Dopo la Messa, il Primo Maestro (Don Alberione fondatore
della Famiglia Paolina) dà il suo cordiale, affettuoso
«arrivederci» a Don Federico, dicendo:
«La Famiglia paolina, come ogni altro Istituto
religioso, è impegnata in primo luogo nel lavoro
di santificare i suoi membri. L'istruzione religiosa,
l'aiuto di tanti mezzi, la pietà, l'osservanza.
Così prepara i SUOI membri al Paradiso, finchè
arriva l'ora in cui il Padre celeste chiama l'uno e
l'altro lassù nella sua beata casa: la vita si
muta, non viene tolta.

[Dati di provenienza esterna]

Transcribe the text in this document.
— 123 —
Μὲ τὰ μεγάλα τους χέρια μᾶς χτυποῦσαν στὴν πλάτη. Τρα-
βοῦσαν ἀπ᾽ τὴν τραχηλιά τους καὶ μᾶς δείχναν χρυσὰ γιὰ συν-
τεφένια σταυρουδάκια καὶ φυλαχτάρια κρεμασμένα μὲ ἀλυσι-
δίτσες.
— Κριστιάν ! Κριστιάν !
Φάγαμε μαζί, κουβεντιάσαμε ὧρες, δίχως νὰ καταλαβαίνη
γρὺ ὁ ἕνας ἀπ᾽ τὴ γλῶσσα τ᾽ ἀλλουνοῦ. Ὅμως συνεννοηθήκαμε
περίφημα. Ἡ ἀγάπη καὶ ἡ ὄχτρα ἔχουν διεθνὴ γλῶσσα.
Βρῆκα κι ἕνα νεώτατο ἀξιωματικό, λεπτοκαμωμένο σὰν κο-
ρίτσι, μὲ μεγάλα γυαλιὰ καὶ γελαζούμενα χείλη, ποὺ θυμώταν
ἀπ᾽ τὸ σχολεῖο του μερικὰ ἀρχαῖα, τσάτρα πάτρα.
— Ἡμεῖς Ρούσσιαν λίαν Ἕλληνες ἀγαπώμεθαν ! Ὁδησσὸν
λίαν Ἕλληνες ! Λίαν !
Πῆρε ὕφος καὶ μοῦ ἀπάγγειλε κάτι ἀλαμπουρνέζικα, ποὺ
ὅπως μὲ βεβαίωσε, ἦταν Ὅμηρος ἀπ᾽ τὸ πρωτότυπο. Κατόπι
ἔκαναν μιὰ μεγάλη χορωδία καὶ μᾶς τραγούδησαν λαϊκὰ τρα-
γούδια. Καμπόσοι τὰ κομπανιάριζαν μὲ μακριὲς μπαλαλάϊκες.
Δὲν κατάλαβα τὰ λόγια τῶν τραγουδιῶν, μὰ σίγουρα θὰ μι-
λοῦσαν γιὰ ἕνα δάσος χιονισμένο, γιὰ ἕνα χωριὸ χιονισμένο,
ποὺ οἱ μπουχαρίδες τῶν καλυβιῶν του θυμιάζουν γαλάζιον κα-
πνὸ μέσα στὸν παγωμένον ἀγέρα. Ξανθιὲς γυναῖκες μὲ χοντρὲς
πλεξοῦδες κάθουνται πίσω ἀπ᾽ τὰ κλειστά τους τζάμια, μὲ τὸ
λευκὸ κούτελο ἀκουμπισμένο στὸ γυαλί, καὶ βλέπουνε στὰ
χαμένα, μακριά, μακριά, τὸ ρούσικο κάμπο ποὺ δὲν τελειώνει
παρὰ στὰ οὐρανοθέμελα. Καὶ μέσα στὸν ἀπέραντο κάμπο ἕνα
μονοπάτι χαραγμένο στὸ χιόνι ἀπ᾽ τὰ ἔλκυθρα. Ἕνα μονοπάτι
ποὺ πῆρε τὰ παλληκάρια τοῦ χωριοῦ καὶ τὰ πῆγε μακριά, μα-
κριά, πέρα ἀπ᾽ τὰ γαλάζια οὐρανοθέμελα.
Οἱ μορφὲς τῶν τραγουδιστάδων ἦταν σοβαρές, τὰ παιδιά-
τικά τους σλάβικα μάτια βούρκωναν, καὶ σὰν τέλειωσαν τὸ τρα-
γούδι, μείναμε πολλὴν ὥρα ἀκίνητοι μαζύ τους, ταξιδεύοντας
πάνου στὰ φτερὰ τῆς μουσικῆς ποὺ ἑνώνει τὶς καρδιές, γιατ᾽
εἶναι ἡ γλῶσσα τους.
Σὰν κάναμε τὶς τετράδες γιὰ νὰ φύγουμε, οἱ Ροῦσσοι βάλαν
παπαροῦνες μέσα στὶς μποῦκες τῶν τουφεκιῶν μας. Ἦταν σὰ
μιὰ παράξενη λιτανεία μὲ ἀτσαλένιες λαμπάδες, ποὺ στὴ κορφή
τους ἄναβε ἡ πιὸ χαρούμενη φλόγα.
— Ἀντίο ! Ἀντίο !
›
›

Muta la condizione ed il luogo:
rimane uguale lo stato o grado di vitalità spirituale.
Don Federico era nell'età del migliore lavoro
quando tanto si sperava ancora che avrebbe fatto.
Nato nel 1909 da famiglia semplice
e laboriosa, cristiana; professo nel 1927; Sacerdote
nel 1934; laureato nel 1938; Consigliere e Procuratore
presso la Santa Sede dal 1942, Consultore della Sacra
Congregazione dei Religiosi dal 1947. Aveva 47 anni.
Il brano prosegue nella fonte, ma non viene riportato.